I don’t know if the Guerrero version has mushrooms in it, but Ed put them in his, and it really “made” the dish. I didn’t have DH and K really ate it up, and declared it a success. Thanks, Ed!

Chicken Mole Verde
from Ed of Is it EDible?

1 tablespoon olive oil
2 shallots, minced
2 cloves, garlic minced
2 lbs boneless, skinless chicken thighs (I used breasts this time)
8 ounces mushrooms, halved
4 ounces Dona Maria Mole Verde sauce
2 cups water
2 chicken bouillon cubes
1/2 cup queso fresco (a Mexican white cheese with a crumbly texture)

In a large saucepan with a lid, heat olive oil over medium heat. Add in shallots and garlic. Sauté for a minute. Add chicken. Saute until lightly brown on all sides. Add remaining ingredients and stir. Cover and reduce heat to medium low. Let simmer for 20 minutes, stirring to blend once the mole paste melts. Sauce will thicken on its own. Just before serving, sprinkle the queso fresco on top. Serve over rice.

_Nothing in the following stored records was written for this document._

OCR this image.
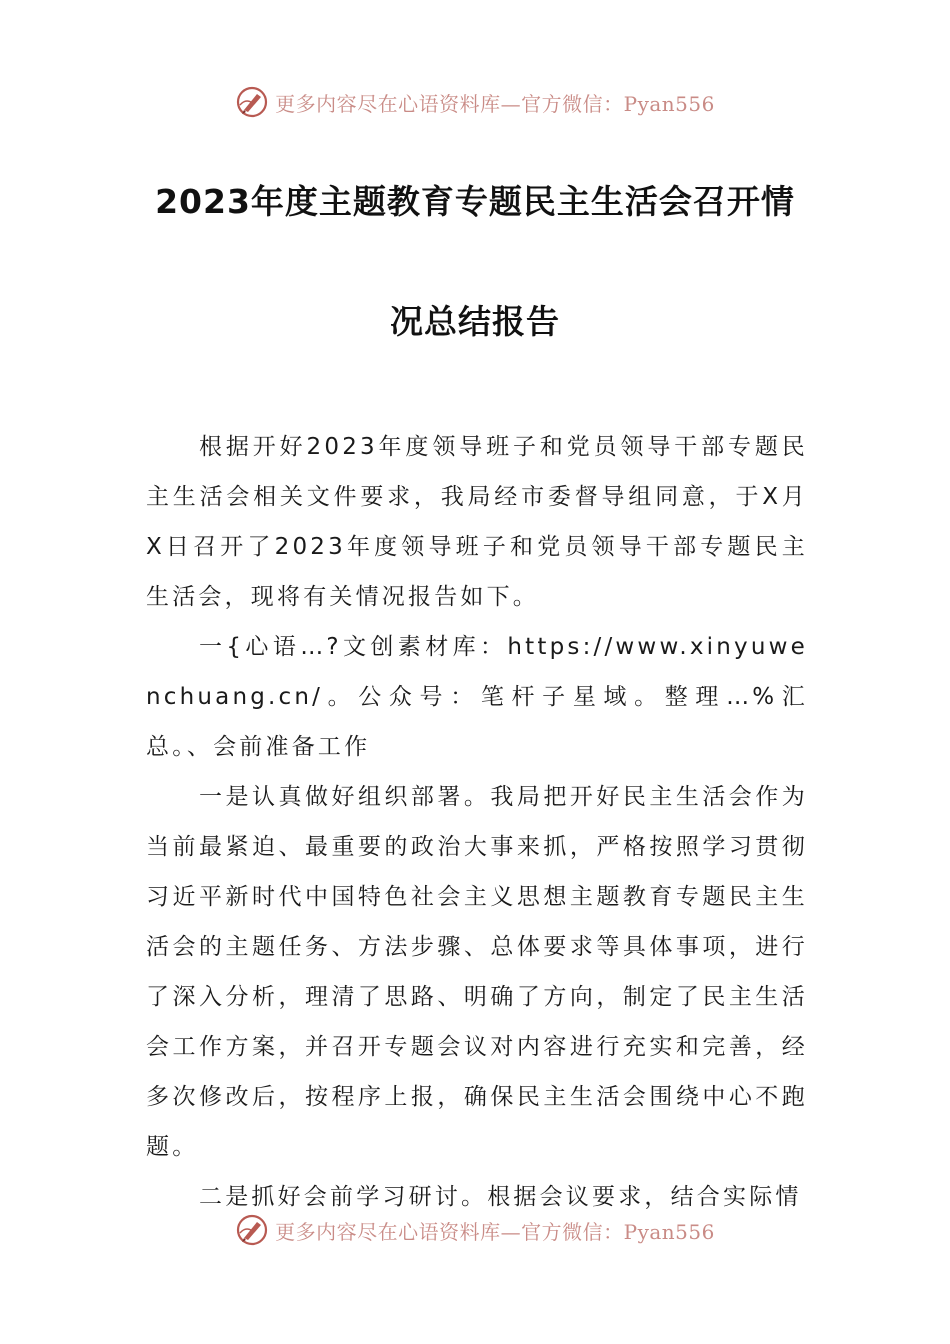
更多内容尽在心语资料库—官方微信：Pyan556
2023年度主题教育专题民主生活会召开情
况总结报告

根据开好2023年度领导班子和党员领导干部专题民主生活会相关文件要求，我局经市委督导组同意，于X月X日召开了2023年度领导班子和党员领导干部专题民主生活会，现将有关情况报告如下。

一{心语…?文创素材库：https://www.xinyuwenchuang.cn/。公众号：笔杆子星域。整理…%汇总。、会前准备工作

一是认真做好组织部署。我局把开好民主生活会作为当前最紧迫、最重要的政治大事来抓，严格按照学习贯彻习近平新时代中国特色社会主义思想主题教育专题民主生活会的主题任务、方法步骤、总体要求等具体事项，进行了深入分析，理清了思路、明确了方向，制定了民主生活会工作方案，并召开专题会议对内容进行充实和完善，经多次修改后，按程序上报，确保民主生活会围绕中心不跑题。

二是抓好会前学习研讨。根据会议要求，结合实际情

更多内容尽在心语资料库—官方微信：Pyan556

I have a jar of red mole sauce that I bought at Trader Joe’s. Red mole usually has unsweetened chocolate in it, which is common in some Mexican sauces. The red comes from the chocolate and the red chiles used for spice. It’s prepared in the same way, and tastes just as good–just different.

2 comments:

Sara said...

Cyndi thanks for a great post. I love Mole and found this really intersting. I've often thought about trying to make Mole from scratch as we don't have many Mexican restaurants in town, but the list of ingredients is amazing! I didn't know there we so many diffrent kinds. Thanks again!

Ed Tep said...

Cyndi - Wow! I learned so much about mole from reading your post. Previously, all I knew was that I liked how it tasted. =) Thanks for giving the recipe a try!